This post is for young women. I see it as improving their relationship with themselves because history matters. Mad Men just began Season 4 on July 25 on AMC. Without question, it’s the best drama currently on tv. As a boomer, I delight in the accurate memories; like a kid spinning around in a plastic bag, who is simply told to take it outside. It captures a world I remember and a world I never knew, like the the upper class drinking volumes of alcohol. A Father in law offers $500 if a girl is born and $1000 for a son. The actresses even wear the pointy bras from the 1960’s which is only one of the many details they get right.
It is watching Peggy who grows from a secretary to “one of the guys” who writes copy for advertising that reminds me why feminism mattered so much then. Her ideas are often laughed at even though later, she’s right. She was demeaned when she asked for a raise when the guys make a lot more. Peggy has more dignity and speaks up for herself and even said no (in the last episode) for the first time when they asked her to get coffee. Things have improved since then. I wish all young women 35 and under would watch to really learn how much has been accomplished.

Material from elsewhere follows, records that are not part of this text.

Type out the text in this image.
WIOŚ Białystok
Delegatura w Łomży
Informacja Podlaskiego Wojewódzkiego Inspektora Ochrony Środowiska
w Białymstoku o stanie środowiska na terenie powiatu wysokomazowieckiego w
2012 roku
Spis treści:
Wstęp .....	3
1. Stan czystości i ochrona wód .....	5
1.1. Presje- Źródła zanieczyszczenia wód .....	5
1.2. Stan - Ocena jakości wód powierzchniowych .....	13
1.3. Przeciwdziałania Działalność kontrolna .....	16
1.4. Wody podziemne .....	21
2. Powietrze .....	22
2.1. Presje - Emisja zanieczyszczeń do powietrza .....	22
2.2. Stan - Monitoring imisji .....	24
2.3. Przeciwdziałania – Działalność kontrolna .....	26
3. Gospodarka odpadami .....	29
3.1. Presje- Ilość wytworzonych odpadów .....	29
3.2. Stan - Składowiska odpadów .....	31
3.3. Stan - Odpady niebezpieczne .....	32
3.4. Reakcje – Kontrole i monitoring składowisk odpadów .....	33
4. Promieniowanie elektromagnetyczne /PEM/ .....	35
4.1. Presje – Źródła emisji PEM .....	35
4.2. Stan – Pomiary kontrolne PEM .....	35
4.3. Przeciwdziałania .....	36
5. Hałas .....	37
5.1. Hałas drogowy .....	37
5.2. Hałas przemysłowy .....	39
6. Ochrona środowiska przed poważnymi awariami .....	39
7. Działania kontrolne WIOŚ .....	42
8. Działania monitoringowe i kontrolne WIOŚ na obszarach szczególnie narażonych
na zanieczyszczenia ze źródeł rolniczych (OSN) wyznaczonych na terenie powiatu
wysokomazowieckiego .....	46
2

Then on July 29 I heard Margaret Geller, an astrophysicist, give a lecture at Chautauqua. Someone in the audience asked about women being equal in her field. She was very forthright about how very difficult it is for women to succeed and there are very few women in leadership positions.
This morning I was reading Newsweek and the August 9th issue has an article called, “A Real-Life Comic Book Superhero.” Lily Renee Phillips began in comic books erasing mistakes in other people’s drawing in 1943. She went on to become a talented illustrator and story-teller. She is very important today because she, “inspires women fighting for a place in the mostly male world of comics.”
We’ve come a long way but not far enough. Many young women don’t realize the history of the women’s movement and what was important still has relevancy today.